Sometimes they find out months later that their decision was a bad one. And sometimes, not always, it's too late to recapture the momentum. Here are three case studies and some lessons associates of mine learned a few years ago. All that is missing are names to protect mostly those who mean well.
Three lessons learned the hard way.
• An engineering firm set out to position itself as a subject matter expert, employing social media as one of the tools. The owner understood it, but the team of engineers did not. Two months after the program was suspended, the firm was asked to bid a $1 million job because of something read on their undervalued marketing asset. The return could have paid for the program for years, even if they would have never seen another bid (but they would have).
• An nonprofit organization switched from a social media expert to a public relations firm that promised bigger network numbers. They received bigger numbers on social networks as promised, but their annual fundraiser earned 10 percent less than the year prior. The excuse was the economic climate, but the truth is switching from engagement to broadcast was the difference. Higher numbers did not translate into higher donations because the firm didn't consider the connections or communication.
• A restaurant decided to reduce its social media budget, one of the heftier cuts from an overall marketing budget while entering a traditionally slow season. The owner didn't think twice because they didn't consider their presence significant based on social network numbers. But what they missed was that the real order boost was coming from people who promoted them on one-off networks. Incidentally, they also didn't know social accounted for their fastest-growing revenue stream (four times the investment) because people would check in but not redeem discount codes.

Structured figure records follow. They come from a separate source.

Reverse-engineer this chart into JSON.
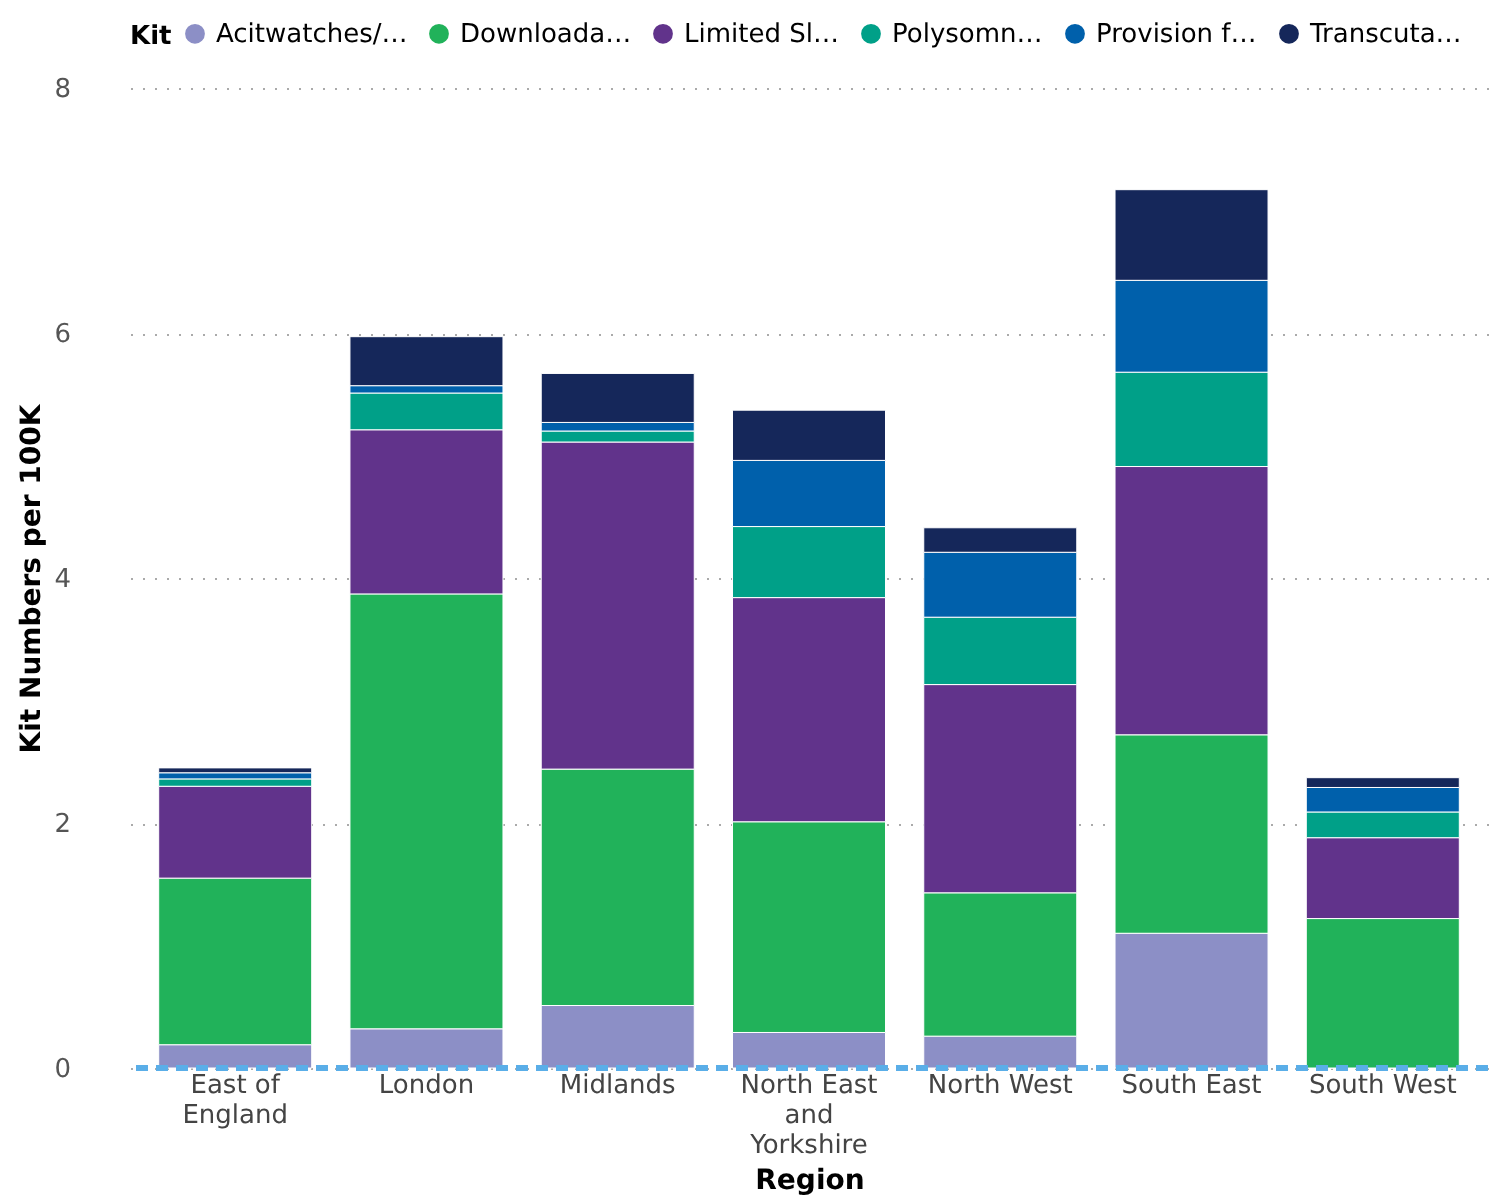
{
  "chart_data": {
    "type": "bar",
    "stacked": true,
    "xlabel": "Region",
    "ylabel": "Kit Numbers per 100K",
    "legend_title": "Kit",
    "legend": "top left",
    "grid": "y",
    "categories": [
      "East of England",
      "London",
      "Midlands",
      "North East and Yorkshire",
      "North West",
      "South East",
      "South West"
    ],
    "ylim": [
      0,
      8
    ],
    "yticks": [
      0,
      2,
      4,
      6,
      8
    ],
    "series": [
      {
        "name": "Acitwatches/…",
        "color": "#8c8fc6",
        "values": [
          0.19,
          0.32,
          0.51,
          0.29,
          0.26,
          1.1,
          0
        ]
      },
      {
        "name": "Downloada…",
        "color": "#21b25a",
        "values": [
          1.36,
          3.55,
          1.93,
          1.72,
          1.17,
          1.62,
          1.22
        ]
      },
      {
        "name": "Limited Sl…",
        "color": "#61338b",
        "values": [
          0.75,
          1.34,
          2.67,
          1.83,
          1.7,
          2.19,
          0.66
        ]
      },
      {
        "name": "Polysomn…",
        "color": "#00a088",
        "values": [
          0.06,
          0.3,
          0.09,
          0.58,
          0.55,
          0.77,
          0.21
        ]
      },
      {
        "name": "Provision f…",
        "color": "#0060ab",
        "values": [
          0.05,
          0.06,
          0.07,
          0.54,
          0.53,
          0.75,
          0.2
        ]
      },
      {
        "name": "Transcuta…",
        "color": "#15275a",
        "values": [
          0.04,
          0.4,
          0.4,
          0.41,
          0.2,
          0.74,
          0.08
        ]
      }
    ],
    "ref_lines": [
      {
        "axis": "y",
        "value": 0,
        "color": "#5aaee8",
        "line_style": "dashed"
      }
    ]
  }
}
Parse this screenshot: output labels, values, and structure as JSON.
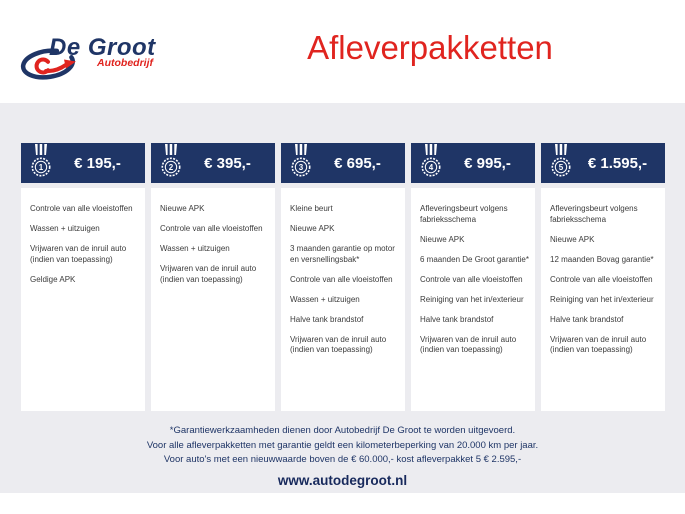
{
  "header": {
    "logo": {
      "brand": "De Groot",
      "sub": "Autobedrijf"
    },
    "title": "Afleverpakketten"
  },
  "packages": [
    {
      "number": "1",
      "price": "€ 195,-",
      "items": [
        "Controle van alle vloeistoffen",
        "Wassen + uitzuigen",
        "Vrijwaren van de inruil auto (indien van toepassing)",
        "Geldige APK"
      ]
    },
    {
      "number": "2",
      "price": "€ 395,-",
      "items": [
        "Nieuwe APK",
        "Controle van alle vloeistoffen",
        "Wassen + uitzuigen",
        "Vrijwaren van de inruil auto (indien van toepassing)"
      ]
    },
    {
      "number": "3",
      "price": "€ 695,-",
      "items": [
        "Kleine beurt",
        "Nieuwe APK",
        "3 maanden garantie op motor en versnellingsbak*",
        "Controle van alle vloeistoffen",
        "Wassen + uitzuigen",
        "Halve tank brandstof",
        "Vrijwaren van de inruil auto (indien van toepassing)"
      ]
    },
    {
      "number": "4",
      "price": "€ 995,-",
      "items": [
        "Afleveringsbeurt volgens fabrieksschema",
        "Nieuwe APK",
        "6 maanden De Groot garantie*",
        "Controle van alle vloeistoffen",
        "Reiniging van het in/exterieur",
        "Halve tank brandstof",
        "Vrijwaren van de inruil auto (indien van toepassing)"
      ]
    },
    {
      "number": "5",
      "price": "€ 1.595,-",
      "items": [
        "Afleveringsbeurt volgens fabrieksschema",
        "Nieuwe APK",
        "12 maanden Bovag garantie*",
        "Controle van alle vloeistoffen",
        "Reiniging van het in/exterieur",
        "Halve tank brandstof",
        "Vrijwaren van de inruil auto (indien van toepassing)"
      ]
    }
  ],
  "footer": {
    "notes": [
      "*Garantiewerkzaamheden dienen door Autobedrijf De Groot te worden uitgevoerd.",
      "Voor alle afleverpakketten met garantie geldt een kilometerbeperking van 20.000 km per jaar.",
      "Voor auto's met een nieuwwaarde boven de € 60.000,- kost afleverpakket 5 € 2.595,-"
    ],
    "website": "www.autodegroot.nl"
  },
  "colors": {
    "navy": "#1f3566",
    "red": "#e0241f",
    "content_background": "#ececf0",
    "card_background": "#ffffff",
    "body_text": "#3c3c3c"
  },
  "icons": {
    "medal": "medal-icon",
    "logo_swoosh": "logo-swoosh-icon"
  }
}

When you focus on the wrong measurements, you will lose.
While pursuing direct response sales is often pointless in social media, marketers need to remember that all communication decisions can eventually impact revenue weeks and months and years after the decision is made. It's something to think about, especially because social media numbers tend to lie on the surface. You have to dig deeper to get at the truth.

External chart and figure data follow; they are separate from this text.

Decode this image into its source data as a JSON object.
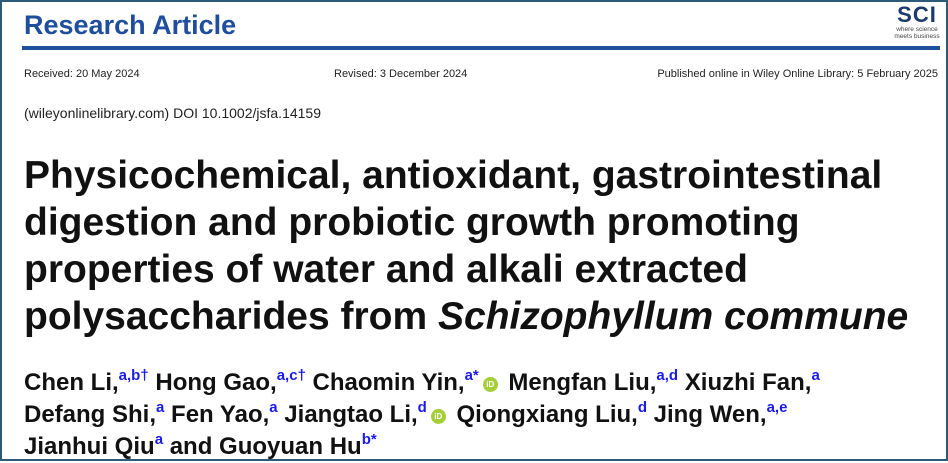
{
  "header": {
    "article_type": "Research Article",
    "logo_text": "SCI",
    "logo_tagline_1": "where science",
    "logo_tagline_2": "meets business",
    "accent": "#1f4e9c"
  },
  "dates": {
    "received": "Received: 20 May 2024",
    "revised": "Revised: 3 December 2024",
    "published": "Published online in Wiley Online Library: 5 February 2025"
  },
  "doi": "(wileyonlinelibrary.com) DOI 10.1002/jsfa.14159",
  "title": {
    "main": "Physicochemical, antioxidant, gastrointestinal digestion and probiotic growth promoting properties of water and alkali extracted polysaccharides from ",
    "species": "Schizophyllum commune"
  },
  "authors": {
    "lines": [
      [
        {
          "name": "Chen Li,",
          "sup": "a,b†"
        },
        {
          "name": "Hong Gao,",
          "sup": "a,c†"
        },
        {
          "name": "Chaomin Yin,",
          "sup": "a*",
          "orcid": true
        },
        {
          "name": "Mengfan Liu,",
          "sup": "a,d"
        },
        {
          "name": "Xiuzhi Fan,",
          "sup": "a"
        }
      ],
      [
        {
          "name": "Defang Shi,",
          "sup": "a"
        },
        {
          "name": "Fen Yao,",
          "sup": "a"
        },
        {
          "name": "Jiangtao Li,",
          "sup": "d",
          "orcid": true
        },
        {
          "name": "Qiongxiang Liu,",
          "sup": "d"
        },
        {
          "name": "Jing Wen,",
          "sup": "a,e"
        }
      ],
      [
        {
          "name": "Jianhui Qiu",
          "sup": "a"
        },
        {
          "name": "and Guoyuan Hu",
          "sup": "b*"
        }
      ]
    ],
    "orcid_label": "iD"
  }
}
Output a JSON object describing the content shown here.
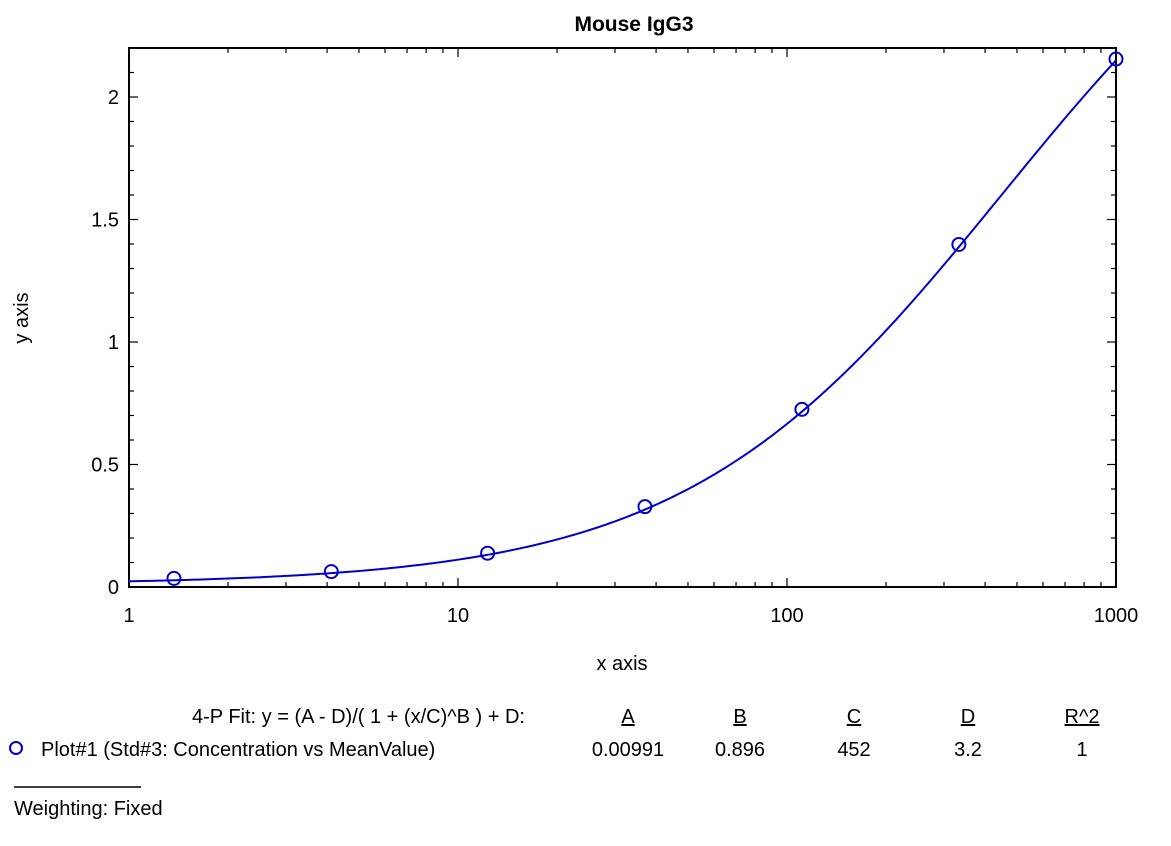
{
  "chart_data": {
    "type": "scatter",
    "title": "Mouse IgG3",
    "xlabel": "x axis",
    "ylabel": "y axis",
    "x_scale": "log",
    "xlim": [
      1,
      1000
    ],
    "ylim": [
      0,
      2.2
    ],
    "x_ticks": [
      1,
      10,
      100,
      1000
    ],
    "x_tick_labels": [
      "1",
      "10",
      "100",
      "1000"
    ],
    "y_ticks": [
      0,
      0.5,
      1,
      1.5,
      2
    ],
    "y_tick_labels": [
      "0",
      "0.5",
      "1",
      "1.5",
      "2"
    ],
    "grid": false,
    "colors": {
      "series": "#0000cc",
      "axis": "#000000"
    },
    "series": [
      {
        "name": "Plot#1 (Std#3: Concentration vs MeanValue)",
        "x": [
          1.37,
          4.12,
          12.3,
          37.0,
          111,
          333,
          1000
        ],
        "y": [
          0.035,
          0.063,
          0.138,
          0.328,
          0.725,
          1.398,
          2.155
        ],
        "marker": "circle"
      }
    ],
    "fit": {
      "model": "4-P Fit",
      "params": {
        "A": 0.00991,
        "B": 0.896,
        "C": 452,
        "D": 3.2
      }
    }
  },
  "legend": {
    "fit_equation": "4-P Fit: y = (A - D)/( 1 + (x/C)^B ) + D:",
    "headers": [
      "A",
      "B",
      "C",
      "D",
      "R^2"
    ],
    "series_label": "Plot#1 (Std#3: Concentration vs MeanValue)",
    "values": [
      "0.00991",
      "0.896",
      "452",
      "3.2",
      "1"
    ],
    "weighting": "Weighting: Fixed"
  }
}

Marketing, advertising and PR firms sell social media in a way that's almost unethical. I think about what it takes to truly go "viral" with a campaign... and it's not 140 character to a following of 15,000- 15% or less of whom actually stay current with any one format of social media.
I would like to know what the appropriate metrics are for social media and how we go about determining those. Does a $130,000 (actual quote) allocation of budget to subscribe to LinkedIn's feature set for recruiters/sourcing pay off in the end and how do we determine that? How many hires does it take? Say everyone who is hired based on a lead/source from LinkedIn is measured from a referral bonus standpoint - LinkedIn would need to provide 26 critical hires ($5k referral each), 43 senior hires ($3k referral each), 86 mid hires ($1.5k referral each, 173 entry/service hires ($750 referral each), or any combination of that.

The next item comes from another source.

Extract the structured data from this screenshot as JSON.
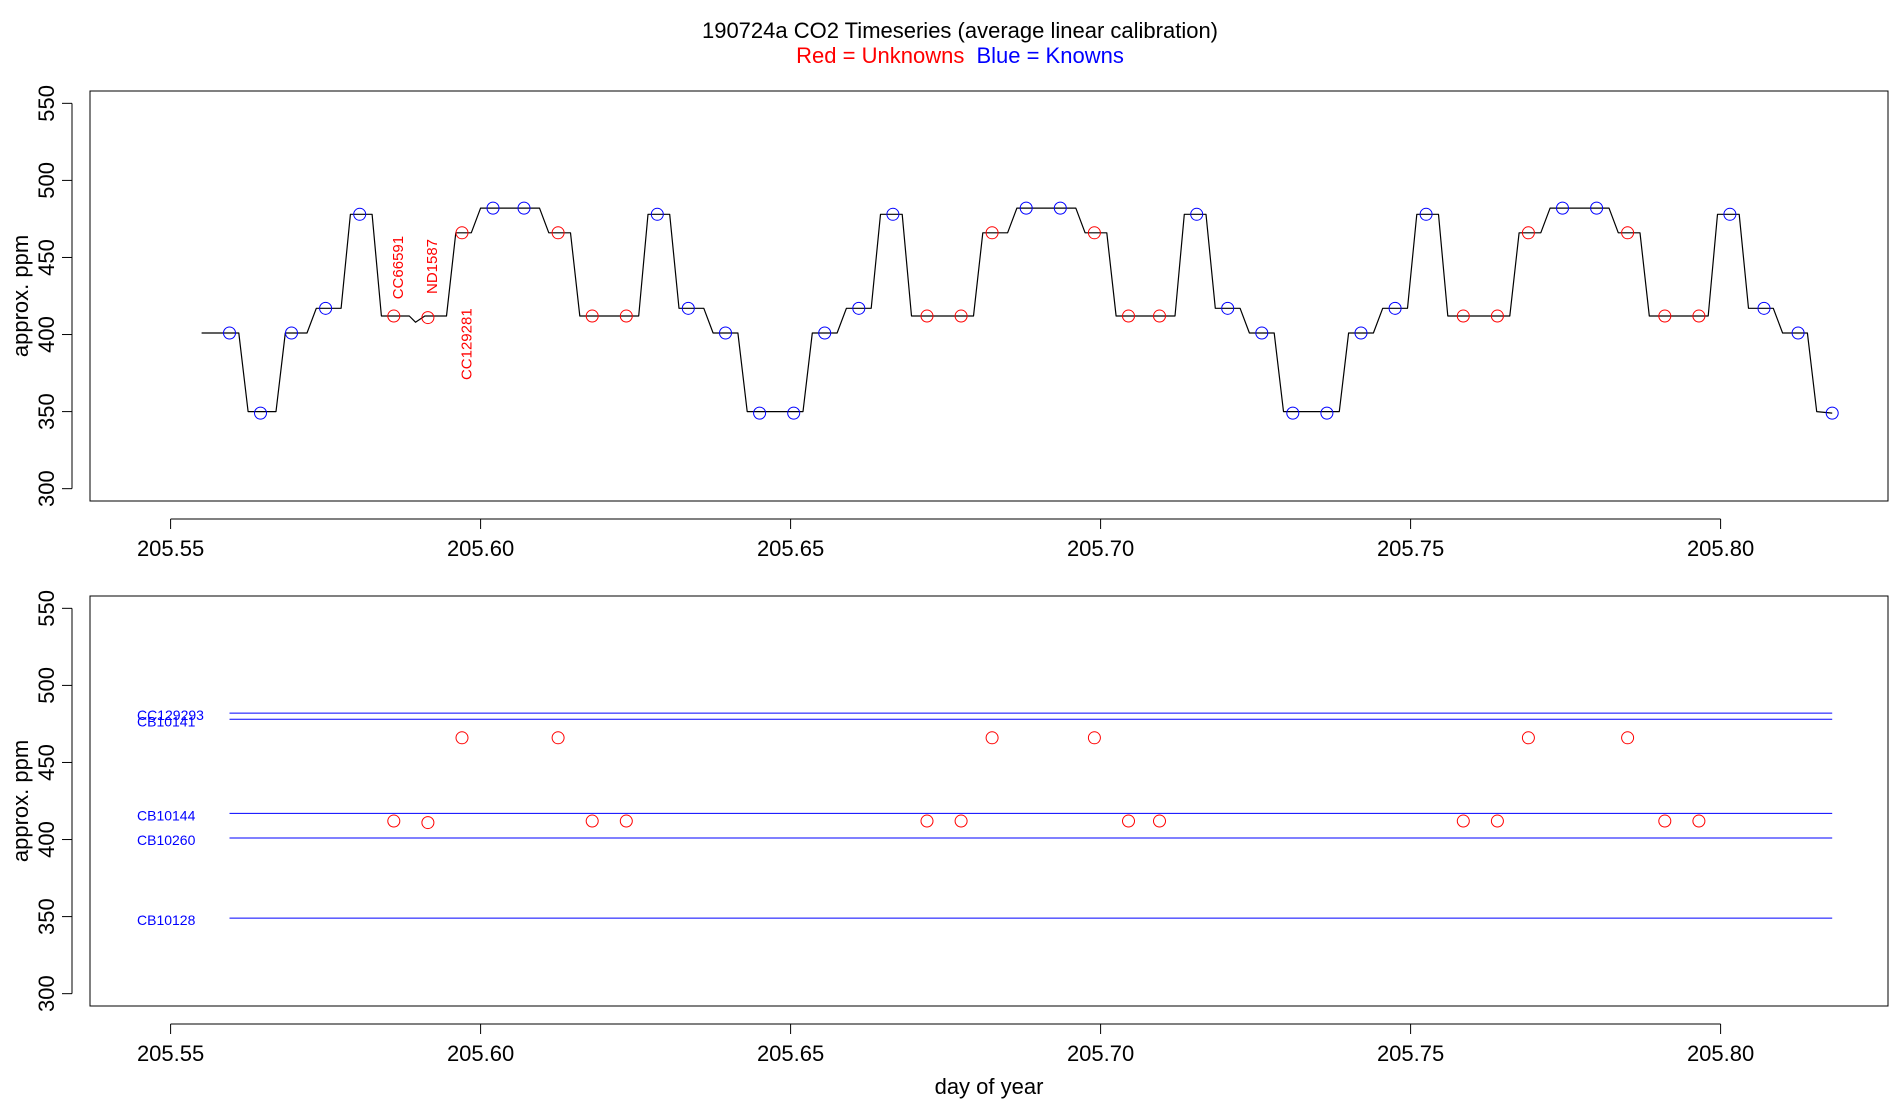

Will LinkedIn provide those kinds of numbers just to break even? No. Will they make the life span of a requisition shorter - maybe, but not even a small percentage of the time.
Twitter is free. One hour a day, three days a week using Tweetdeck (free) or Sprout Social ($9/month) could provide one-two weeks of tweeting for any organization utilizing scheduled reoccurring tweet options. Those platforms aslo work with Facebook groups and profiles, and LinkedIn profiles (hopefully groups soon too). Soooo, you tell me... should marketing, advertising, and/or PR firms have their hands in the social media cookie jar? My answer is no way.
If social media is not done correctly, it certainly is a waste of time. And you are right that most companies do not do it right. Most agencies also do not know how to measure it, and based on your blanket statement, obviously you do not either.
But the evidence we have suggests the opposite. You can doubt it all you want, but the revenue made by companies we work with is real. That is the only reason we continue to work with them.
All my best,
Every social media program is different. For a professional doing what you are doing, it might make sense to do it alone. But not every professional is articulate. And not every program can be managed by an individual on their spare time. In some cases, an individual can also lose time, because they neglect a certain amount of core services the company offers.
The application of social media is really dependent on a strategic communication plan. And that speaks very well to your point. If social media is employed as a toll tactic, it almost never works. The real benefit comes from developing a strong strategic communication plan and then determining where social media might fit into the mix and which tools will be the most advantageous, specific to that business.